O olhar enfiado no chão, quando lhe abri a porta, e o passo pesado, como se carregasse o mundo às costas, condizia com a voz arrastada com que o tinha conhecido ao telefone. Mas bastaram poucos minutos para, do alto dos seus 70 anos, emanar uma beleza profunda de quem já parecia ter vivido sete vidas e sobrevivido a outras tantas. Contava histórias com a beleza honesta das entranhas: umas extraordinariamente duras; outras a revelarem, com intensidade, que a bondade também é marca humana. Umas profundamente tristes. Todas muito bonitas. Todas contadas com um afeto do tamanho do mundo.
O Alberto cresceu num contexto de profunda pobreza. Passou por privações materiais severas e por variadíssimas experiências que hoje seriam, sem quaisquer dúvidas, classificadas como maus-tratos muito graves. Recostado na cadeira, ouvia, maravilhado. Como era possível manter aquele afeto no olhar depois de tantas e tantas experiências de um sofrimento inimaginável? Como era possível, apesar do peso da sua história, despertar, no outro, gestos de bondade, de forma tão generalizada? Não demorou até que o Alberto desse a senha para alguma compreensão. A Professora Lurdes matara-lhe a fome, tantas e tantas vezes. Enfrentou quem lhe fizera mal, e criou as condições para que pudesse dar asas ao sonho de estudar.
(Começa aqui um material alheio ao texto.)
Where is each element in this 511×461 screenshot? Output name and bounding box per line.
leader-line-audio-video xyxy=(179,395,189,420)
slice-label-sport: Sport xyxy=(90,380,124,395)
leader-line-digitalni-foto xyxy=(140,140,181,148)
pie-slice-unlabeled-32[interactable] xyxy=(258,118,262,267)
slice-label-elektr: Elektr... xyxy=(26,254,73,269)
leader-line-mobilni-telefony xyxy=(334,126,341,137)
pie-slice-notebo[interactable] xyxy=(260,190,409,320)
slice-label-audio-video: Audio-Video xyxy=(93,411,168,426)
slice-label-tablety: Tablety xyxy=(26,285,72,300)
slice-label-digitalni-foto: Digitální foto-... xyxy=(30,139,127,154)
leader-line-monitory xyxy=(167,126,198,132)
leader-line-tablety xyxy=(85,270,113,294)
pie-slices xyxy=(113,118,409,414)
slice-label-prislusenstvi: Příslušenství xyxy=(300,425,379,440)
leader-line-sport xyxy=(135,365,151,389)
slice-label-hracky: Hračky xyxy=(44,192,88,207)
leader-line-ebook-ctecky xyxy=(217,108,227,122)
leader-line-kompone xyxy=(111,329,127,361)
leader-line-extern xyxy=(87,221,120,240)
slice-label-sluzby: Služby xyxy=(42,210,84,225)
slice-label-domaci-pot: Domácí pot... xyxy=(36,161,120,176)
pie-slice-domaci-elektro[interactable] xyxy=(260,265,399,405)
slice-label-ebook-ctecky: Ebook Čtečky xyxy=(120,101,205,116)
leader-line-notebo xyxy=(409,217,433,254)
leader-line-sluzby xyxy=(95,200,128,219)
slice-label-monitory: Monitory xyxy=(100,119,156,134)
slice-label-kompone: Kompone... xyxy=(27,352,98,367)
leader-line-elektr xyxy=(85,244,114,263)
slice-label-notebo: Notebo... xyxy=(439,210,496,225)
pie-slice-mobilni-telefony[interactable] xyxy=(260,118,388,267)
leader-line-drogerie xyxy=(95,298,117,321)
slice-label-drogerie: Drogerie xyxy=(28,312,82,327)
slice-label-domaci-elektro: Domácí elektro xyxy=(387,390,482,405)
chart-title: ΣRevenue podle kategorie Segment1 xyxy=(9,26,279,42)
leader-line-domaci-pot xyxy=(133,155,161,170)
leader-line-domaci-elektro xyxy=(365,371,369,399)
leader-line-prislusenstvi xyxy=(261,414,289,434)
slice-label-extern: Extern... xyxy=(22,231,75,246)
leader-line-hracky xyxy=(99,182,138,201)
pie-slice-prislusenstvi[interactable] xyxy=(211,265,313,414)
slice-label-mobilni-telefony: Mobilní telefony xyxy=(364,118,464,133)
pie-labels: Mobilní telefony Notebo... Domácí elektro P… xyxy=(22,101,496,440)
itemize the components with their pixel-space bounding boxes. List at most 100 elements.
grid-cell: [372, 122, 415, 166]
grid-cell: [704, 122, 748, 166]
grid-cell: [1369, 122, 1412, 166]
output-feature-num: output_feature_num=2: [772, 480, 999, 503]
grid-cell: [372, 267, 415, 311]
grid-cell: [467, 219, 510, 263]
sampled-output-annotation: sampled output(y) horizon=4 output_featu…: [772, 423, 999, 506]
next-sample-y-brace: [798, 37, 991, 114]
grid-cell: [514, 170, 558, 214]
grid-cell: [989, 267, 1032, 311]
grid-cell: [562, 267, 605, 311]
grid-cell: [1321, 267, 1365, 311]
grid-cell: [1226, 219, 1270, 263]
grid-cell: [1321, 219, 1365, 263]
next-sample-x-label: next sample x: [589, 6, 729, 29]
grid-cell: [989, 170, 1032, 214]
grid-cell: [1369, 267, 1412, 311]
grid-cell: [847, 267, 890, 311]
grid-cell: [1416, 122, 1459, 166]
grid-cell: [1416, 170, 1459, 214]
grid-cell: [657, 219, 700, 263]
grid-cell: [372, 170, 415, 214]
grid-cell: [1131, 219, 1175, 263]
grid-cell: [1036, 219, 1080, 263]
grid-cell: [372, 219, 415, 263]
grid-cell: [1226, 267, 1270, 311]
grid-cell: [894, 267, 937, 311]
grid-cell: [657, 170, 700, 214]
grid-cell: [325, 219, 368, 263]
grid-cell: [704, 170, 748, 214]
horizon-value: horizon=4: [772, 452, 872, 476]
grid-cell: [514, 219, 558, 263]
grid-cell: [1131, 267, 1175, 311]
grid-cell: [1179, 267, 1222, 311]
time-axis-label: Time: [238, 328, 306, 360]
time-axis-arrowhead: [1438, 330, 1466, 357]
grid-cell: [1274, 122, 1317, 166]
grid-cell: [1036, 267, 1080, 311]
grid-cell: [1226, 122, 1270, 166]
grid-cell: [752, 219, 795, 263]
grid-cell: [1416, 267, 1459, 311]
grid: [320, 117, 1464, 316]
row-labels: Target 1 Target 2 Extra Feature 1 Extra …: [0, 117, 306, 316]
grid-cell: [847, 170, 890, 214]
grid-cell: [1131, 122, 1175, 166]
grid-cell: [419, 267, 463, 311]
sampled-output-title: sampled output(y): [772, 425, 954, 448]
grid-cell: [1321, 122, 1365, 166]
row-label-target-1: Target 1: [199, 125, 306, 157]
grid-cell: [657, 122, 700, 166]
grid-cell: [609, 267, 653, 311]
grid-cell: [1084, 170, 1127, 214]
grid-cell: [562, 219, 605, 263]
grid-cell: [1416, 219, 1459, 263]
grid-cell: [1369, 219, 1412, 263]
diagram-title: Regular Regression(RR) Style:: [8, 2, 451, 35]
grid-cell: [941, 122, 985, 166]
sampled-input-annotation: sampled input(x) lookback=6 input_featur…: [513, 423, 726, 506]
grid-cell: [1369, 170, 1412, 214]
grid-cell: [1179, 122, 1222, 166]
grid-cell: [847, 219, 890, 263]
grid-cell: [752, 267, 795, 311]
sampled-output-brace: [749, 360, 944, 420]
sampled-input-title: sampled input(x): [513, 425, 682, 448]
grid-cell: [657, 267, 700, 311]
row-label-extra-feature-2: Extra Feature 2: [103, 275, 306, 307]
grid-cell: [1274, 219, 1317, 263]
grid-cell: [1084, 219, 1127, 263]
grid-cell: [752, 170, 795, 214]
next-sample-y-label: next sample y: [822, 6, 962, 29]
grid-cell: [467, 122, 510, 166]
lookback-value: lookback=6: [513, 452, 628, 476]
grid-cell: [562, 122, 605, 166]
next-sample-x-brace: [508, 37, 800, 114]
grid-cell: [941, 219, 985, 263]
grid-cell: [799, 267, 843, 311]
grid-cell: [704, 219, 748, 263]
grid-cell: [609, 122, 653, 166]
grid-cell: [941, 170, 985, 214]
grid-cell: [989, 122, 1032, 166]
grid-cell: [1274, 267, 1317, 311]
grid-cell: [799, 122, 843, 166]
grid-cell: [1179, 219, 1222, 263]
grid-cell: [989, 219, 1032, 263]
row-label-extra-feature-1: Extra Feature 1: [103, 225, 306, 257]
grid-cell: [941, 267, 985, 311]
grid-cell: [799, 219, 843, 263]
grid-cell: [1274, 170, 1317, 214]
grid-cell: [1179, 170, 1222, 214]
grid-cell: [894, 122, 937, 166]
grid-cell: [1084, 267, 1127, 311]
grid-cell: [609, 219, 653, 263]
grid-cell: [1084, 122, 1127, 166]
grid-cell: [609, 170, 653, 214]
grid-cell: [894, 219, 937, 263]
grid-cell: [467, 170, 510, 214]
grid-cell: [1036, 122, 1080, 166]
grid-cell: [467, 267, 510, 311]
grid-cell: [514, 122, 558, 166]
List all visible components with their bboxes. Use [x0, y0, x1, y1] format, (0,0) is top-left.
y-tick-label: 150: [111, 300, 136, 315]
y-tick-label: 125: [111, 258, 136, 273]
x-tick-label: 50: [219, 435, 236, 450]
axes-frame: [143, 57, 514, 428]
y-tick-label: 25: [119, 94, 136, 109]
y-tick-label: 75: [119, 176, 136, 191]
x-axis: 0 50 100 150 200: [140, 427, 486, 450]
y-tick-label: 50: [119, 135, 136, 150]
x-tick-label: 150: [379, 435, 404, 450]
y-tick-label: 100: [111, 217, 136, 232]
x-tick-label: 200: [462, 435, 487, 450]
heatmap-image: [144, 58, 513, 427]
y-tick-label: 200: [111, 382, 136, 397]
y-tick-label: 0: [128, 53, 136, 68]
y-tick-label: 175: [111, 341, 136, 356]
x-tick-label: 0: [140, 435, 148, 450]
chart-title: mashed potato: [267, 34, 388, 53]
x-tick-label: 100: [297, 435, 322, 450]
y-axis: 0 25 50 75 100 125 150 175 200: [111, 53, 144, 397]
O seu rosto ilumina-se quando fala da velhinha Professora Lurdes.
Recostado na cadeira limito-me a ouvir. E a saborear aquela experiência rara. O Alberto emana beleza, vida e bondade por todos os poros. Tinha tudo para ser amargo, seco, desvitalizado, hostil. Mas não é! Tinha tudo para fazer como aquelas pessoas que insistem que o seu problema é serem demasiado boas pessoas, ao mesmo tempo que não conseguem disfarçar uma hostilidade de fundo. Mas não faz! E contagia. É impossível não gostar do Alberto! Foi assim que foi despertando invejas, mas sobretudo, gestos genuínos de respeito, afeto e aproximação.
Por mais extraordinária que seja a história de vida do Alberto – e é, sem qualquer espécie de dúvida – não há como não deixar sombras. Talvez me tenha procurado porque se queira (finalmente) zangar com quem lhe fez mal (uns mais por ignorância e privação; outros por inveja ou perversidade sádica). Talvez seja essa a brecha de luz que procura para se iluminar do direito pleno de gozar a vida.
Nota: Atendendo ao profundo respeito pela intimidade das pessoas que me dão o privilégio de guardar as suas histórias e aos princípios deontológicos a que estou vinculado (de sigilo, nomeadamente), como não poderia deixar de ser, este, como todos os textos do blogue - sendo, uma ou outra vez, inspirados num ou noutro aspeto de histórias reais - está muito longe de corresponder a uma descrição literal.